The Center for the Book is not a remedial reading program.

There are plenty others that do that.  No, MCB and the other state Centers—and every state has one, plus the Territories—are about the culture of reading.  Now, if that sounds snobbish, then forgive me, but it’s anything but.  The door is open.  Anyone can be a reader.  In fact, in this country I’d have to say anyone who can’t read—no, let me be more specific—anyone who doesn’t read and undervalues reading, it’s on them.  There’s no excuse.  Books are everywhere and while it may be easier to see the movie or go to the mall or whatever else you might do to fill up the time you might spend discovering a great book, to not be part of the Community of the Book is both sad and no one’s fault but your own.  At least, that’s my opinion.

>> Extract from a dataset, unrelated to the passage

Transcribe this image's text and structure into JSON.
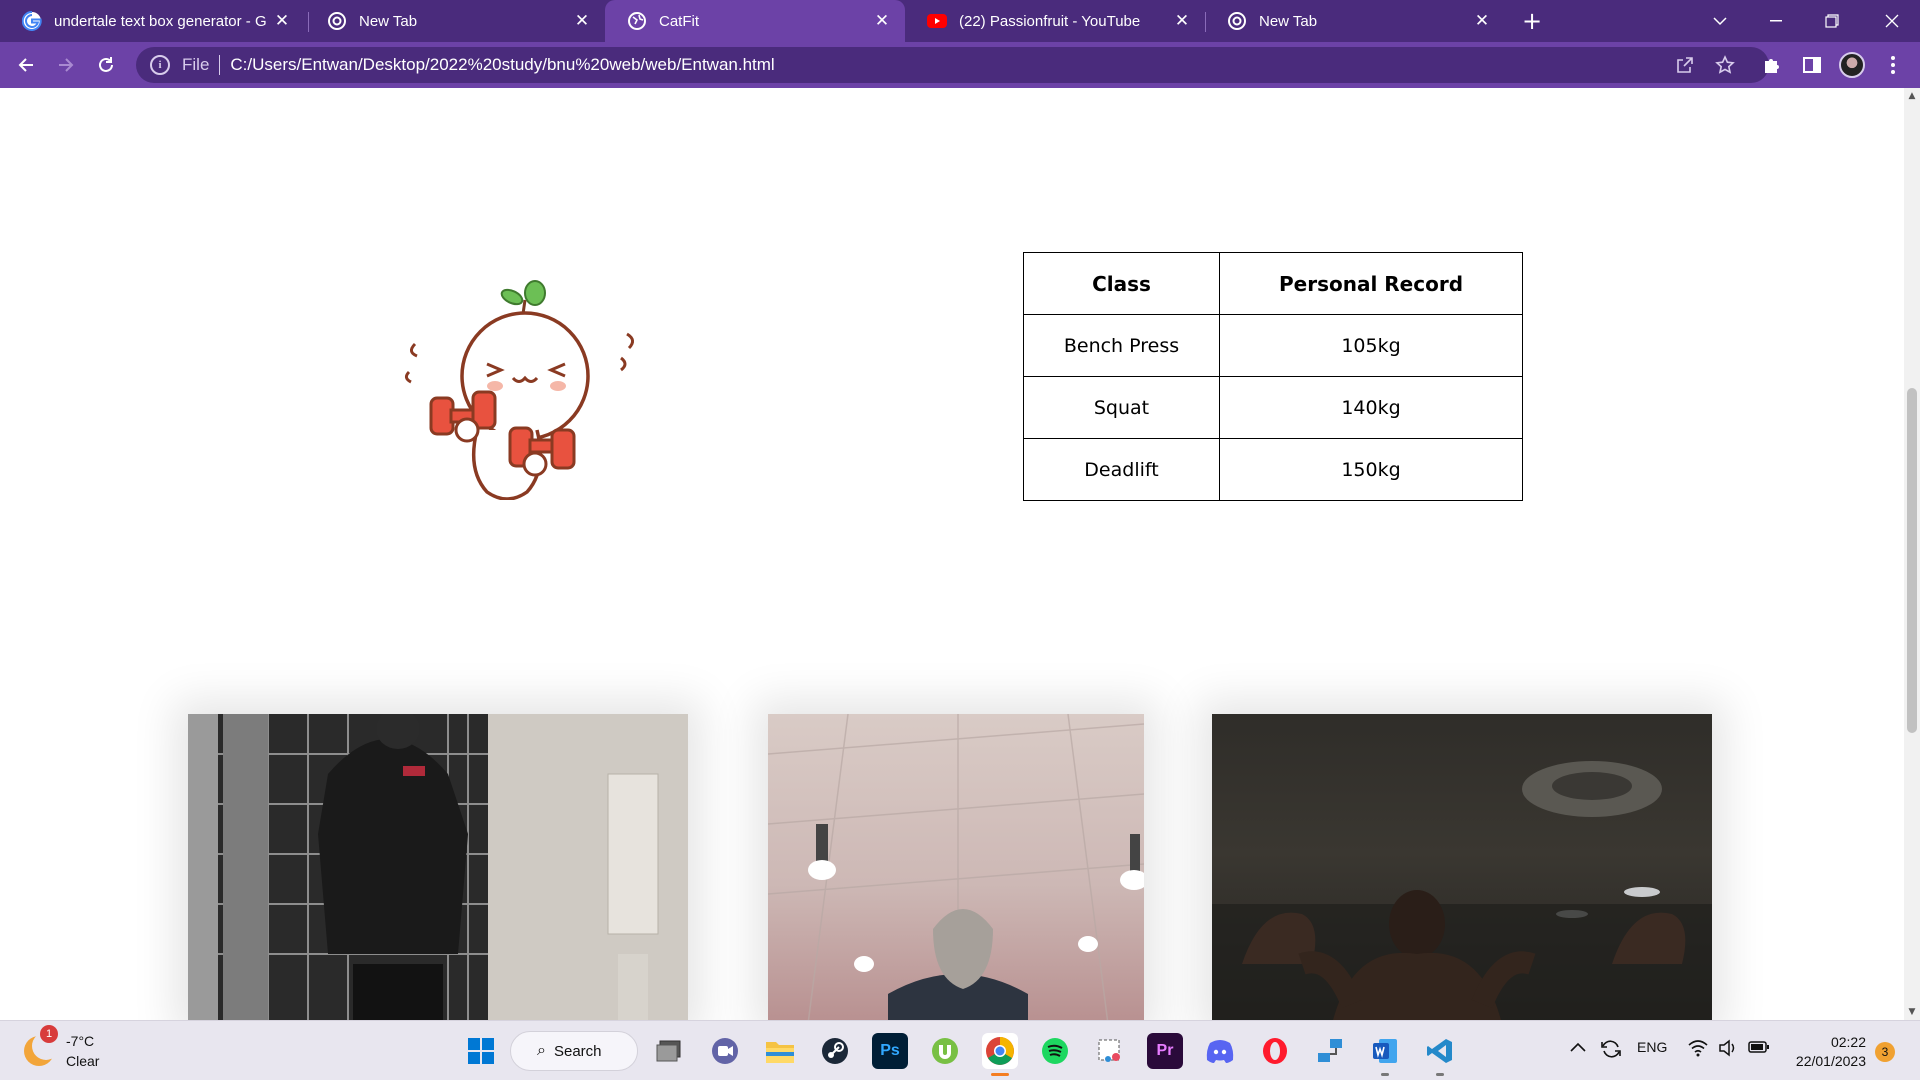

I served on the board of directors for nine years.  For five of those nine years I was president of the organization.  In that time, a lot of work got done and some new things came into being, not least of which is the office of Missouri State Poet Laureate—which MCB advocated for, lobbied, worked, and finally achieved, a program which MCB runs.

I retired from the board this year—last March, to be precise—and there was one thing I wanted to see accomplished that was still hanging fire when I left, something I believed to be vital to the continued health of the organization.  Whether we like to admit it or not, the 21st Century is The Future in more ways than I could have anticipated as a 14-year-old science fiction addict reading Asimov and Heinlein and Anderson and Bradbury.  The digital age is here and books are changing form if not content.  It is not possible to function effectively without participating in that reality.

MCB had a website.  We’d had for years and it needed upgrading.  We also needed a higher web presence, so the social networking so common today beckoned.

I’m pleased to inform you all that MCB now has a new website.  Right here.  It just went up in the last week or so.  I’d really like to thank Jarek Steele at Left Bank Books for constructing this and agreeing to be admin.  He did a spectacular job and as time goes on there will be other goodies.  Two regular blogs are projected for it, one for the Poet Laureate, the other of more diverse provenance.  You will note there’s a FaceBook link.

(I must also give considerable credit to Diana Botsford, who did an enormous amount of prep work on the previous site making it ready for transfer, found us a new ISP, worked hard to get it up to a point where the project was viable—and then due to the vagaries that life throws at us from time to time had to move on.  Diana is a great person.  Visit her site, buy her books.)

It’s not often you get to say that you accomplished everything you wanted to in a project, and certainly there are some things I didn’t get to do with the MCB, but I can honestly say I took it as far as I could and did the important stuff I wanted to get done.  The new board is going to do some very cool things in the next few years, so I would like to encourage you all to check it out, give it your support, friend the FaceBook page, and bookmark the new site.  They’re good people, it’s a worthwhile organization, a vital cause, and a cool thing.

I am going to write some more books.